Le cinéma comme nouvel espace au monde
L’une des grandes frustrations et cruautés racontées par cette voix, c’est la difficulté à normaliser la situation de sa fille, afin que cette dernière puisse être conforme à l’acceptation sociale. Or, Pénélope ne pourra jamais pleinement s’y intégrer. Il demeure pourtant un chemin. Pas d’élixir magique, mais un moyen de résistance salvateur.

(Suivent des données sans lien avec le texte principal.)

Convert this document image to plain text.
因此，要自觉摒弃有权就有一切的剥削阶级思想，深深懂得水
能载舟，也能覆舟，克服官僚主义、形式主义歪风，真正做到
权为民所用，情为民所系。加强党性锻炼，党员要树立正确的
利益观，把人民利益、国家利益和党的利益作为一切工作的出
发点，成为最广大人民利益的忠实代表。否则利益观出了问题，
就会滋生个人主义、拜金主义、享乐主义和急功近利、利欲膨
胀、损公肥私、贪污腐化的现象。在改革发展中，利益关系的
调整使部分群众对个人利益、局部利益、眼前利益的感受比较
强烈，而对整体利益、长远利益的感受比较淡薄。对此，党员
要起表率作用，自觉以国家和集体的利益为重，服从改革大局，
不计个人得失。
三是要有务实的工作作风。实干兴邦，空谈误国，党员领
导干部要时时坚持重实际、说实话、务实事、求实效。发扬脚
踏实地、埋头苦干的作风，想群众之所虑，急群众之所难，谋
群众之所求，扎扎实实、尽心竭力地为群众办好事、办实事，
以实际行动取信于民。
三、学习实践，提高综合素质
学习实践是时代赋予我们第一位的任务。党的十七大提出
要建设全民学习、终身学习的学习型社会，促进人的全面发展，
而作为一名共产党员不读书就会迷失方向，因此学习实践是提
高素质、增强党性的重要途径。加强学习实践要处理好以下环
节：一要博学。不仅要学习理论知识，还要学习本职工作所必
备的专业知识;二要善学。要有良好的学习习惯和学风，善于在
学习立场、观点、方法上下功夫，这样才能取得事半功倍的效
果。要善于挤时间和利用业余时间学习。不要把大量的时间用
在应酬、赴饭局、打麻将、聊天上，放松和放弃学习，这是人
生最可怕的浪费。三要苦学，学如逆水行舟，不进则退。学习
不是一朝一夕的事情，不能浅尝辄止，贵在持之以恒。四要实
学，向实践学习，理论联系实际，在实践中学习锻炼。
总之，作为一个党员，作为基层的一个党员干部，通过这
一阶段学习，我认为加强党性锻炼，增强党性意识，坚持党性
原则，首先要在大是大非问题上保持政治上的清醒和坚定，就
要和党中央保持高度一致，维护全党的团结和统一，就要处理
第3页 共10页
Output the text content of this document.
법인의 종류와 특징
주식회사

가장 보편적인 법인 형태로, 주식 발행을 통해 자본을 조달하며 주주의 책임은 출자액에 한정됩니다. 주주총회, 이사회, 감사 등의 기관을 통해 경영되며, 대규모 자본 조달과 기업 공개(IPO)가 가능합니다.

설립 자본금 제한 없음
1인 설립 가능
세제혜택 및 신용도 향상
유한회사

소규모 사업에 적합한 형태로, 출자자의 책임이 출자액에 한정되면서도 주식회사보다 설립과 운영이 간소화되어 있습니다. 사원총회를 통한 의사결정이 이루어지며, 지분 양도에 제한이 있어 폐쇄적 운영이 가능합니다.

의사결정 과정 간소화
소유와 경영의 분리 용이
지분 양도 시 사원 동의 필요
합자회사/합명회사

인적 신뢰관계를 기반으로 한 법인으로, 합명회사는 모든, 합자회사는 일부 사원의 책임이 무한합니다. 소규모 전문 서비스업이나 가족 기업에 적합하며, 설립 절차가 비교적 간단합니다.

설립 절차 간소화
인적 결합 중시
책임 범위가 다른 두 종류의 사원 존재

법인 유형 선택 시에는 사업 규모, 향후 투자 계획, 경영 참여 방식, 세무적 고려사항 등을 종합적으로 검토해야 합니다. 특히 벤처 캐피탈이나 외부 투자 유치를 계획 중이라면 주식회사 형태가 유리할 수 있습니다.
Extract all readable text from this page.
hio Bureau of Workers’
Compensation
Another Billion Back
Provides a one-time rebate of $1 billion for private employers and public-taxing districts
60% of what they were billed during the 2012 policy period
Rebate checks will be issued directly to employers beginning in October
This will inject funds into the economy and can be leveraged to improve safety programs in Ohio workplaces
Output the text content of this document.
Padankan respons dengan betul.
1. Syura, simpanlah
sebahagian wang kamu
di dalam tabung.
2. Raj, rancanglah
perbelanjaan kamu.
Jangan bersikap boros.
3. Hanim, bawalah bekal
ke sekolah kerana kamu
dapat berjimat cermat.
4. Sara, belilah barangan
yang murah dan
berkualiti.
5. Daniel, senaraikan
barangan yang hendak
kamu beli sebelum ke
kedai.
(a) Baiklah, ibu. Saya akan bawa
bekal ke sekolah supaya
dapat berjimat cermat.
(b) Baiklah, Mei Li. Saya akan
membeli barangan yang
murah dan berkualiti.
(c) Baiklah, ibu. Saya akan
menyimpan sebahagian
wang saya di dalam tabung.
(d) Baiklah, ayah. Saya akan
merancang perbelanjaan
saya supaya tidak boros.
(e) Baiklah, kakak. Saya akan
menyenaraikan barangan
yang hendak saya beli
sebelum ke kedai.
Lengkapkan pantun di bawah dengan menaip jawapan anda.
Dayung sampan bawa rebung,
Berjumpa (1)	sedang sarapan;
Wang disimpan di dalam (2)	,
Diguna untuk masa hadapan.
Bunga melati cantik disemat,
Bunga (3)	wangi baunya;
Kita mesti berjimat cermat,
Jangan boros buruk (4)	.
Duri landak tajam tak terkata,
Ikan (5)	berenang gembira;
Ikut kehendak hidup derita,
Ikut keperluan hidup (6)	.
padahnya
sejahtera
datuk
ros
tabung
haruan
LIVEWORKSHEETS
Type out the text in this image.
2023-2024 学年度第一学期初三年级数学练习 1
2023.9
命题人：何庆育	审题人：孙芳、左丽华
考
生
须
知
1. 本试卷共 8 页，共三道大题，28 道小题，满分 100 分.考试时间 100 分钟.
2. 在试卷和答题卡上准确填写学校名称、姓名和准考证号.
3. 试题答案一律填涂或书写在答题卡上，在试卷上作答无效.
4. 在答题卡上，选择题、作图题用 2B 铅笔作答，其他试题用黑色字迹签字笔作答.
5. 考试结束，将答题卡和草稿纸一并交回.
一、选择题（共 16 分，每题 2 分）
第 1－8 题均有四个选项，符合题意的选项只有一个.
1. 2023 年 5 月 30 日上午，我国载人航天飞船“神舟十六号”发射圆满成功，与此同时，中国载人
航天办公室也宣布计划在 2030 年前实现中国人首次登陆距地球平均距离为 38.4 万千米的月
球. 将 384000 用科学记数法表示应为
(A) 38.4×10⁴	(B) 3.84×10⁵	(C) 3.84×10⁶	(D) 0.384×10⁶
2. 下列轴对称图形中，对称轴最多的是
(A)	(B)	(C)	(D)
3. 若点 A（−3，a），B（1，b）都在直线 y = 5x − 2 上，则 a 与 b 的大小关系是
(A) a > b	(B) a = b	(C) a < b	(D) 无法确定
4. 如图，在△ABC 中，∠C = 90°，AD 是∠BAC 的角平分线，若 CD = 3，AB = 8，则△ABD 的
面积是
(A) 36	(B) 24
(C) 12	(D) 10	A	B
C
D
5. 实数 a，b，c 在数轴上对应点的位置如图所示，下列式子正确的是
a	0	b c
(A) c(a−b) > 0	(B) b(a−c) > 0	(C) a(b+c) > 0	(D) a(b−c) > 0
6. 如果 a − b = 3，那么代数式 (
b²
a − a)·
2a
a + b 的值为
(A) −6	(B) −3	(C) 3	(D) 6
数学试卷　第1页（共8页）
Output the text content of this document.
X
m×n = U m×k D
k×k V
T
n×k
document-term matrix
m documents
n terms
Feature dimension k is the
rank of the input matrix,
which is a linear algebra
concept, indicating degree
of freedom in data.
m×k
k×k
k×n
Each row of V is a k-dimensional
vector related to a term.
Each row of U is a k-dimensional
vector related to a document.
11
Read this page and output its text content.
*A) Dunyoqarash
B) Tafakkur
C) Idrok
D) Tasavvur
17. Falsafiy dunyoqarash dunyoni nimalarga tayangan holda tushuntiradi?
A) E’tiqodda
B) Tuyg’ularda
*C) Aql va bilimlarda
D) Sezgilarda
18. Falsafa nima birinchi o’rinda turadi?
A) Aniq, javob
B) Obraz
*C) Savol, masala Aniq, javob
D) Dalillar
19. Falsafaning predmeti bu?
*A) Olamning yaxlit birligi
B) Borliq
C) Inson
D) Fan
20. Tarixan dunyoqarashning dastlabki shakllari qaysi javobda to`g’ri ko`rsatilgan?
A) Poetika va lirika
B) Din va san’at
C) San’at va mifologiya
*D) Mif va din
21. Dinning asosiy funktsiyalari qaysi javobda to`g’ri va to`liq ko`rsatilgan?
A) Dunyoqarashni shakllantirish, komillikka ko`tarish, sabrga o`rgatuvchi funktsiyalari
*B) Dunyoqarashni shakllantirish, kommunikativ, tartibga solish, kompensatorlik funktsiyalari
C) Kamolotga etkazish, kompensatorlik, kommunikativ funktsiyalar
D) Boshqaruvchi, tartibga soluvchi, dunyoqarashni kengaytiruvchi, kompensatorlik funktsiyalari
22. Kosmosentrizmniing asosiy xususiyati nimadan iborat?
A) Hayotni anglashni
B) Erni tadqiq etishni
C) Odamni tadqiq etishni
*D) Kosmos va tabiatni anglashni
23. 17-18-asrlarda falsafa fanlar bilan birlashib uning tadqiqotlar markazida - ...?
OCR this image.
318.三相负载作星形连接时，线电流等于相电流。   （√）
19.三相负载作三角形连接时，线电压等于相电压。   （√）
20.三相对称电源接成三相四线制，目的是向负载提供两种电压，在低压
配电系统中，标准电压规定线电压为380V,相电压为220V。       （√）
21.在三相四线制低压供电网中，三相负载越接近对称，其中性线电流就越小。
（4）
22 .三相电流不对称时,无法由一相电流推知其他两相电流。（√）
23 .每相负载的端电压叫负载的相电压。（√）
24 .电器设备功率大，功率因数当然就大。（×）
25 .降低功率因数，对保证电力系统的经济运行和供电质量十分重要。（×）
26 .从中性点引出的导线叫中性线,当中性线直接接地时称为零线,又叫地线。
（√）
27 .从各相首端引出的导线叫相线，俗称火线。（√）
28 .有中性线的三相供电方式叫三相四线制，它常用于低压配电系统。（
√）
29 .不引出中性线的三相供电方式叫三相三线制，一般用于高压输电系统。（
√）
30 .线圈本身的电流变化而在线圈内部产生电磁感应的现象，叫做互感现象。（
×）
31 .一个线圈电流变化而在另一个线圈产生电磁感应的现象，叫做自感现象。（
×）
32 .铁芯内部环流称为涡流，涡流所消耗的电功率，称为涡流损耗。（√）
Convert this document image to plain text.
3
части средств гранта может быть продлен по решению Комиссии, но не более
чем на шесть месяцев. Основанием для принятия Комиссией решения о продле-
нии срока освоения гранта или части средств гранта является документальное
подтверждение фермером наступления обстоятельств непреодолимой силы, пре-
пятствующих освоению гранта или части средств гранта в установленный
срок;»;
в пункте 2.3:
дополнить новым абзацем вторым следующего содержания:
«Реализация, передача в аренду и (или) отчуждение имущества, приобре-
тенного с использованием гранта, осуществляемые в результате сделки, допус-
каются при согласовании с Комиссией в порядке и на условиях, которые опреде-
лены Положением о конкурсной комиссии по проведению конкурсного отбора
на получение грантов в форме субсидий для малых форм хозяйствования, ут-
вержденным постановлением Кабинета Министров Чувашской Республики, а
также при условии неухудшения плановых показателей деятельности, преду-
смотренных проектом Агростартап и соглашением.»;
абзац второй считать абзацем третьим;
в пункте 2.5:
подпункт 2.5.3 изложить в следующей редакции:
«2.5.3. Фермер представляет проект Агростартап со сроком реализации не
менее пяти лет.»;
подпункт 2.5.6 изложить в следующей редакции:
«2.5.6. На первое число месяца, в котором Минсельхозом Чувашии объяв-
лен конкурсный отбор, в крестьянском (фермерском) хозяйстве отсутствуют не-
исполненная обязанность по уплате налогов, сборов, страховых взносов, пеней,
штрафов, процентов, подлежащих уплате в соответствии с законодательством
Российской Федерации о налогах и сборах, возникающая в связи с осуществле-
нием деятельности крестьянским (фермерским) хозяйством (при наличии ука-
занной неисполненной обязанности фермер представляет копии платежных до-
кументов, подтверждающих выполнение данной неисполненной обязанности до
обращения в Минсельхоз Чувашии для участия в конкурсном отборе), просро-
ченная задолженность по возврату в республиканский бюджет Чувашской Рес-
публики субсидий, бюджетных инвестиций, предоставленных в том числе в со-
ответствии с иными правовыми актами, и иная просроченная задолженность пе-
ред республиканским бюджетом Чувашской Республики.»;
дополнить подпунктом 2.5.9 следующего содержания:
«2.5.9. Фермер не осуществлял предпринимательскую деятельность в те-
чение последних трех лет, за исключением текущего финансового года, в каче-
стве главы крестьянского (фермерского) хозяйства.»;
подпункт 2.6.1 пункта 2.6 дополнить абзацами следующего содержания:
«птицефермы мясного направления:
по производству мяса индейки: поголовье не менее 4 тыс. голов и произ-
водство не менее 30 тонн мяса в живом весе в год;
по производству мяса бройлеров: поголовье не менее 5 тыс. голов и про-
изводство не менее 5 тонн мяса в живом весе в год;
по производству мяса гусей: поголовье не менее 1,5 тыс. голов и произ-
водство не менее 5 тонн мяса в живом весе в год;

“Je te filme, je sais pas quoi faire d’autre”, déclare, caméra au poing, la mère à sa fille, durant une nuit d’insomnie. A partir du moment où l’image la filme, Pénélope n’est plus réduit à sa pathologie. Ses gestes et ses expressions ne sont plus des parasites étranges venant appuyer sa non-normativité, mais les impulsions d’un corps et d’un visage conscient qu’elle est le centre d’un regard. Parce que, d’une manière ou d’une autre, l’image transfigure son modèle et rend possible un nouvel espace au monde, le cinéma devient alors ce formidable écrin pouvant loger l’expression de l’inordinaire. Mère comme fille, le cinéma leur a permis de trouver cette place.
Pénélope, mon amour, de Claire Doyon, sortie le 12 octobre.